Are you taking the right course of action to reach your objective? Is the question you are asking the model the right one? Let’s say all interested parties have agreed a task is worth solving, and you even have the luxury of knowing how to apply machine learning to the problem. This is exactly the time when you should cross-check if the objectives noted are actually the ones you want to achieve. Even what seems like little shifts in determining the way to a solution, can eventually lead you to situation where machine learning can no better solve a task than the less advanced methods before it.

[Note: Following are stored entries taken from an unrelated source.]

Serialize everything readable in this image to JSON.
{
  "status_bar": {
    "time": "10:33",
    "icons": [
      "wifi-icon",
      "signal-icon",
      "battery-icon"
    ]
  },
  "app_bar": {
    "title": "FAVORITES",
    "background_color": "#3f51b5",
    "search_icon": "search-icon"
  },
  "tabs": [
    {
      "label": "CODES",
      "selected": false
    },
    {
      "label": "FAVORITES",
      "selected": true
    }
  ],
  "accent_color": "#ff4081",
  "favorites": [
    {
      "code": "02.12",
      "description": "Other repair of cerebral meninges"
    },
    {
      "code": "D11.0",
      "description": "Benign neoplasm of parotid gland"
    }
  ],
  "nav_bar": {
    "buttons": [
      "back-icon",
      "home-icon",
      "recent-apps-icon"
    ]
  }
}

(Vitezslav Valka/Shutterstock)

For example, imagine you operate a service company and occasionally – if not regularly – there are visiting peaks, and not enough employees working to cover them. As a business, you don’t want to ask employees to work all of the time as this isn’t cost-efficient during visiting down time. Instead, you try to forecast the top five days where visiting traffic is at its peak. However, the result of doing so leads to the prognosis that is too noisy because sometimes you have 10 peak days in a month that don’t really differ from each other. The question you might want to get an answer to would really be: “What are the days I should call in some extra help?” and the way how you answer the question should be changed accordingly.

4. Does it all make sense?

The metrics, algorithms, and testing may indicate success, but if implemented in the wrong way, the model may be blamed unfairly. Therefore, you must ensure that all efforts towards enhancing processes through a machine learning project make sense, or else you risk spending time ensuring everything is technically perfect, but to no avail.

(radoma/Shutterstock)

Taking product recommendation as an example. You must ensure that the channel (email, SMS, push notification, etc.) delivering those recommendations works. While this seems like a simple suggestion, it’s something that’s often overlooked. If it doesn’t work properly, the improvements you make to the recommendations shared will add no value simply because the channel was fruitless to begin with. For example, if a customer rarely reads the emails sent by a company to begin with, but receives a product recommendation via this channel, it’s the channel at fault and not the recommendation.

Machine learning projects are complex and carry with them typical mistakes that can lead to lots of effort but no outcome. While these mistakes can create setbacks, learning from them can also lead to successful business optimisation and costing saving, in a matter of months opposed to years offered by other technologies. In the case of machine learning, the biggest mistake to make is not learning from those made by others.